The Zurich gallery Eva Presenhuber, also based in New York, are dedicating their booth to the American painter Karen Kilimnik (born in 1955) who acted as a trailblazer in a style that is very on trend today, figuration that verges on illustration, animated by a spirit of romance. Bright colours, explicit references to art history… These days she is promoted exclusively by the Eva Presenhuber and Spruth-Mager galleries. “She has designed the booth with wallpaper inspired by the 17th century. We have big projects with her in the future, and we think there will be a resurgence of interest in her work in the coming years,” explains Jill McLennon at Eva Presenhuber in New York,” who adds: “The collectors have a greater awareness of their means than ever. There is high demand for works under 100,000 dollars. They want to derive pleasure from what they’re going to hang on their walls.” There are 16 works presented by Karen Kilimnik, dating from 1982 to 2017, on sale starting at 60,000 dollars for the paintings.
Trenton Doyle Hancock
One of the preoccupations currently rocking the art world concerns how to showcase African-American artists. James Cohan from New York didn’t expect the current vogue for promoting the work of Trenton Doyle Hancock (born in 1974), an African-American who was born in Paris Texas, whom he has exhibited since 1999.
Trenton invented a superhero, Torpido Boy, who pays homage, in a new series, to the creation of the American painter Philip Guston. A Guston retrospective was cancelled in October 2020 in England and the United States following controversy over some of his paintings, which feature figures from the Ku Klux Klan. Guston, however, cannot be accused of being racist. This iconography is taken up again by Trenton Doyle Hancock in a new series unveiled at Frieze. “It’s the first time he has addressed the subject of racism directly,” explains the gallerist.
The artist has been the subject of various exhibitions lately, including at MassMoca, the major museum in Massachusetts, in 2019 and at the Menil collection in Houston that same year. His paintings are on sale for 38,000 dollars.

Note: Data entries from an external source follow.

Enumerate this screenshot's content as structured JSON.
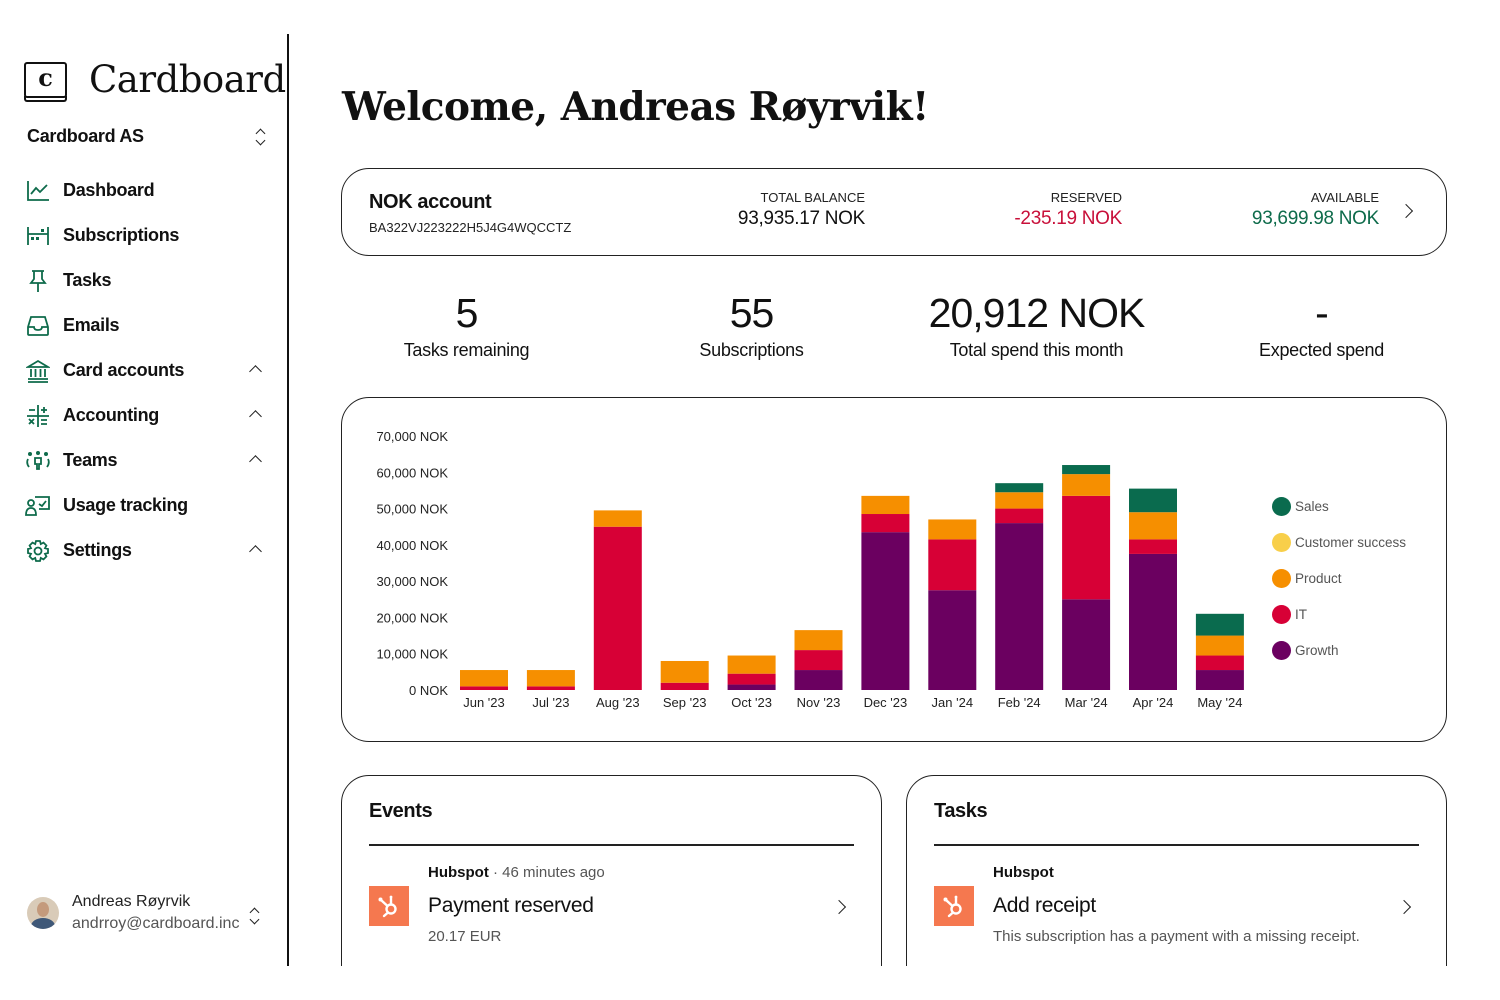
{
  "brand": {
    "name": "Cardboard",
    "logo_letter": "c"
  },
  "org": {
    "name": "Cardboard AS",
    "icon": "chevron-up-down-icon"
  },
  "sidebar": {
    "items": [
      {
        "label": "Dashboard",
        "icon": "chart-line-icon",
        "expandable": false
      },
      {
        "label": "Subscriptions",
        "icon": "calendar-icon",
        "expandable": false
      },
      {
        "label": "Tasks",
        "icon": "pin-icon",
        "expandable": false
      },
      {
        "label": "Emails",
        "icon": "inbox-icon",
        "expandable": false
      },
      {
        "label": "Card accounts",
        "icon": "bank-icon",
        "expandable": true
      },
      {
        "label": "Accounting",
        "icon": "calculator-icon",
        "expandable": true
      },
      {
        "label": "Teams",
        "icon": "team-icon",
        "expandable": true
      },
      {
        "label": "Usage tracking",
        "icon": "usage-tracking-icon",
        "expandable": false
      },
      {
        "label": "Settings",
        "icon": "gear-icon",
        "expandable": true
      }
    ]
  },
  "user": {
    "name": "Andreas Røyrvik",
    "email": "andrroy@cardboard.inc"
  },
  "welcome": "Welcome, Andreas Røyrvik!",
  "account": {
    "name": "NOK account",
    "iban": "BA322VJ223222H5J4G4WQCCTZ",
    "total_balance_label": "TOTAL BALANCE",
    "total_balance": "93,935.17 NOK",
    "reserved_label": "RESERVED",
    "reserved": "-235.19 NOK",
    "available_label": "AVAILABLE",
    "available": "93,699.98 NOK",
    "colors": {
      "reserved": "#c8103a",
      "available": "#0e6b4b"
    }
  },
  "stats": [
    {
      "value": "5",
      "label": "Tasks remaining"
    },
    {
      "value": "55",
      "label": "Subscriptions"
    },
    {
      "value": "20,912 NOK",
      "label": "Total spend this month"
    },
    {
      "value": "-",
      "label": "Expected spend"
    }
  ],
  "chart_data": {
    "type": "bar",
    "stacked": true,
    "title": "",
    "xlabel": "",
    "ylabel": "",
    "ylim": [
      0,
      70000
    ],
    "y_ticks": [
      0,
      10000,
      20000,
      30000,
      40000,
      50000,
      60000,
      70000
    ],
    "y_tick_labels": [
      "0 NOK",
      "10,000 NOK",
      "20,000 NOK",
      "30,000 NOK",
      "40,000 NOK",
      "50,000 NOK",
      "60,000 NOK",
      "70,000 NOK"
    ],
    "grid": false,
    "legend_position": "right",
    "categories": [
      "Jun '23",
      "Jul '23",
      "Aug '23",
      "Sep '23",
      "Oct '23",
      "Nov '23",
      "Dec '23",
      "Jan '24",
      "Feb '24",
      "Mar '24",
      "Apr '24",
      "May '24"
    ],
    "series": [
      {
        "name": "Growth",
        "color": "#6b0060",
        "values": [
          0,
          0,
          0,
          0,
          1500,
          5500,
          43500,
          27500,
          46000,
          25000,
          37500,
          5500
        ]
      },
      {
        "name": "IT",
        "color": "#d70036",
        "values": [
          1000,
          1000,
          45000,
          2000,
          3000,
          5500,
          5000,
          14000,
          4000,
          28500,
          4000,
          4000
        ]
      },
      {
        "name": "Product",
        "color": "#f68f00",
        "values": [
          4500,
          4500,
          4500,
          6000,
          5000,
          5500,
          5000,
          5500,
          4500,
          6000,
          7500,
          5500
        ]
      },
      {
        "name": "Customer success",
        "color": "#f8cf4a",
        "values": [
          0,
          0,
          0,
          0,
          0,
          0,
          0,
          0,
          0,
          0,
          0,
          0
        ]
      },
      {
        "name": "Sales",
        "color": "#0a6b4e",
        "values": [
          0,
          0,
          0,
          0,
          0,
          0,
          0,
          0,
          2500,
          2500,
          6500,
          6000
        ]
      }
    ],
    "legend_order": [
      "Sales",
      "Customer success",
      "Product",
      "IT",
      "Growth"
    ]
  },
  "events": {
    "title": "Events",
    "items": [
      {
        "source": "Hubspot",
        "separator": "·",
        "time": "46 minutes ago",
        "title": "Payment reserved",
        "subtitle": "20.17 EUR",
        "icon": "hubspot-icon"
      }
    ]
  },
  "tasks": {
    "title": "Tasks",
    "items": [
      {
        "source": "Hubspot",
        "title": "Add receipt",
        "subtitle": "This subscription has a payment with a missing receipt.",
        "icon": "hubspot-icon"
      }
    ]
  }
}
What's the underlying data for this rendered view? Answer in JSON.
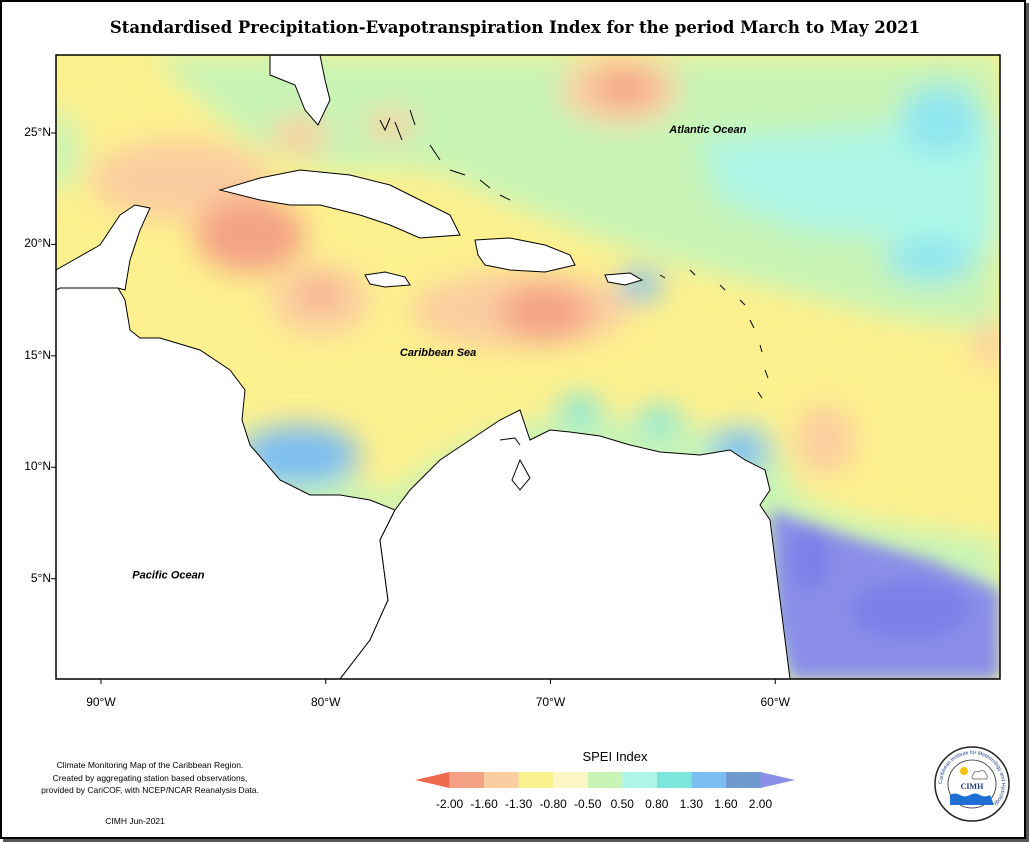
{
  "title": "Standardised Precipitation-Evapotranspiration Index for the period March to May 2021",
  "map": {
    "lon_range": [
      -92,
      -50
    ],
    "lat_range": [
      0.5,
      28.5
    ],
    "lat_ticks": [
      {
        "label": "25°N",
        "value": 25
      },
      {
        "label": "20°N",
        "value": 20
      },
      {
        "label": "15°N",
        "value": 15
      },
      {
        "label": "10°N",
        "value": 10
      },
      {
        "label": "5°N",
        "value": 5
      }
    ],
    "lon_ticks": [
      {
        "label": "90°W",
        "value": -90
      },
      {
        "label": "80°W",
        "value": -80
      },
      {
        "label": "70°W",
        "value": -70
      },
      {
        "label": "60°W",
        "value": -60
      }
    ],
    "labels": [
      {
        "text": "Atlantic Ocean",
        "lon": -63,
        "lat": 25
      },
      {
        "text": "Caribbean Sea",
        "lon": -75,
        "lat": 15
      },
      {
        "text": "Pacific Ocean",
        "lon": -87,
        "lat": 5
      }
    ]
  },
  "legend": {
    "title": "SPEI Index",
    "ticks": [
      "-2.00",
      "-1.60",
      "-1.30",
      "-0.80",
      "-0.50",
      "0.50",
      "0.80",
      "1.30",
      "1.60",
      "2.00"
    ],
    "colors": [
      "#f06a50",
      "#f4a286",
      "#fbcda0",
      "#fdf08e",
      "#fdf7c6",
      "#c8f4b6",
      "#aef7e6",
      "#7ce5dc",
      "#7dbdf2",
      "#6f98cf",
      "#8a8ee8"
    ]
  },
  "credits": {
    "line1": "Climate Monitoring Map of the Caribbean Region.",
    "line2": "Created by aggregating station based observations,",
    "line3": "provided by CariCOF, with NCEP/NCAR Reanalysis Data.",
    "date": "CIMH Jun-2021"
  },
  "logo": {
    "name": "CIMH",
    "ring_text": "Caribbean Institute for Meteorology and Hydrology"
  }
}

The local public fascination for art
While the pandemic is not yet over, but the market is slowly starting to function again, its organizers are caught between the desire to be more moral by taking on the role of spokespersons for the big social issues of the moment, while also taking care to exclude those who don’t have access to consuming art. Regardless of the restrictions imposed by the public health regulations, given the price of the tickets there is little opportunity for those who are simply curious about art to access Frieze New York this year. This is a shame. The strength of New York as a platform for art lies not only in its consumerist virtues but also in the local public’s fascination with modern-day creation.
(1) NFT artworks are virtual works presented using blockchain with a guarantee of ownership and a unique character.
(2) Jeff Koons is the subject of a monographic exhibition from 19 May at the Mucem in Marseille in collaboration with the Pinault collections.